The imposters slunk away.
She went on to explain that it was a participative compost project, that we’d all have to take turns manning it one Saturday a month and that we should put our names down now if we wanted to take part.
“But, there is a waiting list,” she said, “and places are limited.”
My heart sank as I imagined having to sit an exam, a sort of French concours, but before I could object there were mumblings from the other candidates too and so she assured us that those of us who were present would all be admitted. We smiled at each other, relieved to know that our tea bags and coffee dregs would be welcomed and could rot away comfortably.
She explained too that we mustn’t presume that it was easy, you don’t simply dump your organic waste into it, you have to stir it all up with a large wand-like instrument provided and held in the lid, and then you add some of the “dry matter” from wooden chest number three to soak up the liquefied rot. To give a demonstration of this the Compost Queen opened up the lid of the chest currently in use. We all leapt back and waited until the swarms of flies suddenly released had escaped, and then had a good look at what had already been put into the chest and was composting.

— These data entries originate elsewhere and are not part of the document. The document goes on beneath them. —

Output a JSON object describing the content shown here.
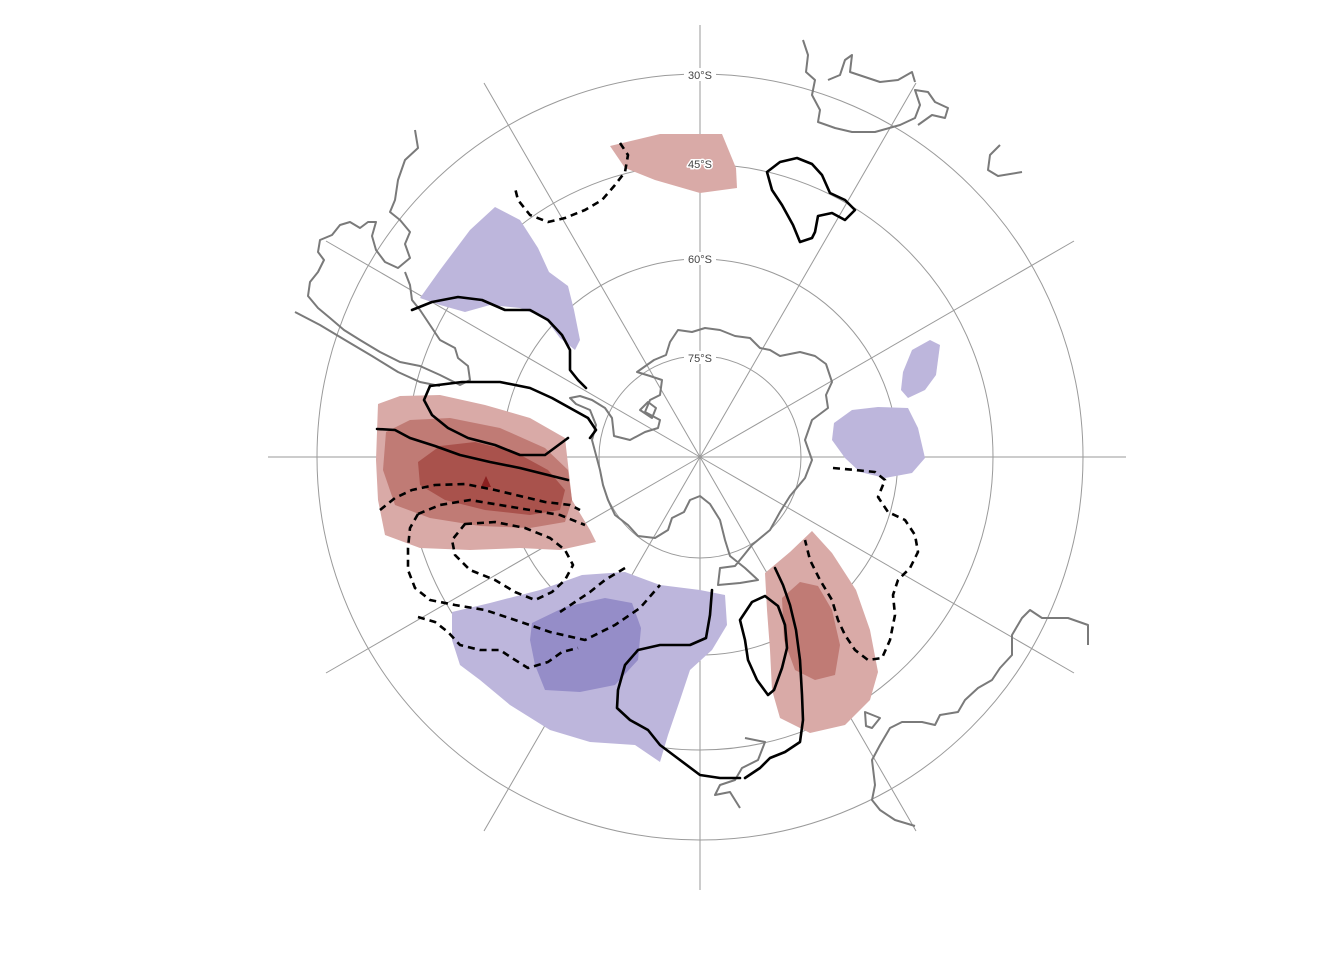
{
  "map": {
    "projection": "south-polar-stereographic",
    "latitude_labels": [
      "30°S",
      "45°S",
      "60°S",
      "75°S"
    ],
    "colors": {
      "positive_1": "#d9aaa7",
      "positive_2": "#c07b75",
      "positive_3": "#a9524c",
      "positive_4": "#8b2020",
      "negative_1": "#bdb6dc",
      "negative_2": "#958dc8",
      "contour": "#000000",
      "coastline": "#7a7a7a",
      "graticule": "#9a9a9a"
    },
    "contours": {
      "positive_style": "solid",
      "negative_style": "dashed"
    }
  }
}
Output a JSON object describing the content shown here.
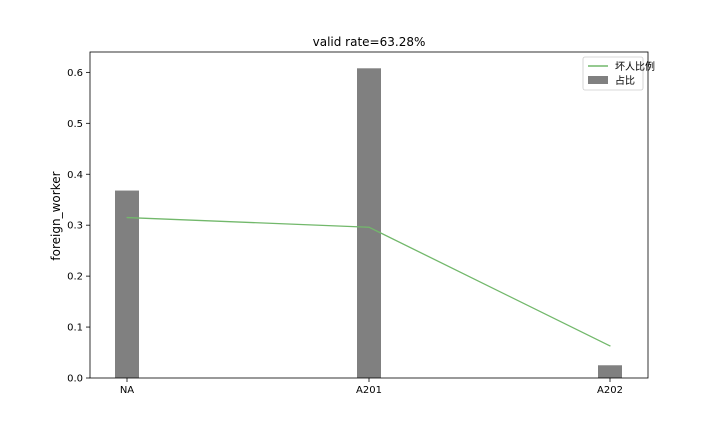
{
  "chart_data": {
    "type": "bar",
    "title": "valid rate=63.28%",
    "xlabel": "",
    "ylabel": "foreign_worker",
    "categories": [
      "NA",
      "A201",
      "A202"
    ],
    "ylim": [
      0,
      0.64
    ],
    "yticks": [
      0.0,
      0.1,
      0.2,
      0.3,
      0.4,
      0.5,
      0.6
    ],
    "ytick_labels": [
      "0.0",
      "0.1",
      "0.2",
      "0.3",
      "0.4",
      "0.5",
      "0.6"
    ],
    "series": [
      {
        "name": "占比",
        "kind": "bar",
        "color": "#808080",
        "values": [
          0.368,
          0.608,
          0.025
        ]
      },
      {
        "name": "坏人比例",
        "kind": "line",
        "color": "#72b86b",
        "values": [
          0.315,
          0.296,
          0.063
        ]
      }
    ],
    "legend": {
      "position": "top-right",
      "entries": [
        {
          "label": "坏人比例",
          "kind": "line",
          "color": "#72b86b"
        },
        {
          "label": "占比",
          "kind": "bar",
          "color": "#808080"
        }
      ]
    }
  }
}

“Not good,” she said. “Look at those onions. Worms don’t like onions. And you should break up your eggshells before putting them in, you can’t expect the worms to climb over them. No citrus fruits, no shop-bought flowers, they are all bad for the worms.”
She then delicately picked out the few onions and the cut flowers visible on the top of the pile and threw them in the nearby waste-bin.
“What about newspapers?” someone dared ask.
“Yes, they’re allowed, but not if they come from your grandmother’s attic, the ink will have lead in it,” came the answer.
There were other questions and gradually the company relaxed a bit as we exchanged composting stories and experiences. One woman told me about how she had spent a year in London as an au-pair and that was when she discovered compost-heaps. She told me that when an English person shows you around their house, they will proudly take you to visit their compost-heap too. After a brief word about what compost duty entailed, we were each given a green bucket, the meeting broke up and we all went home.
I put myself down for compost duty a month or two later, picking the only date that wasn’t already taken. I was there at ten o’clock, it was lashing rain, not another soul in sight. I opened the compost chest marked “in current use.” Nothing alarming seemed to be happening so I closed it again. After a few minutes our beautiful Compost Queen came. We chatted. She told me about the work that running the compost group involved. She had volunteered to Paris City Hall when they were looking for people interested in starting one in their neighborhood and they gave her a one-day course in composting and planting. So I asked her where and when our compost would be used for planting. She lowered her eyelids as she told me with great sadness that in Paris City Hall, compost comes under “waste” and planting comes under “green spaces,” and “green spaces” doesn’t speak to “waste.”
We pondered this one for a minute or two under our umbrellas. Then we decided just to keep on composting and said goodbye.
Text and photos © 2017, Niamh Tixier
Niamh Tixier is Irish and has been living in Paris for several years.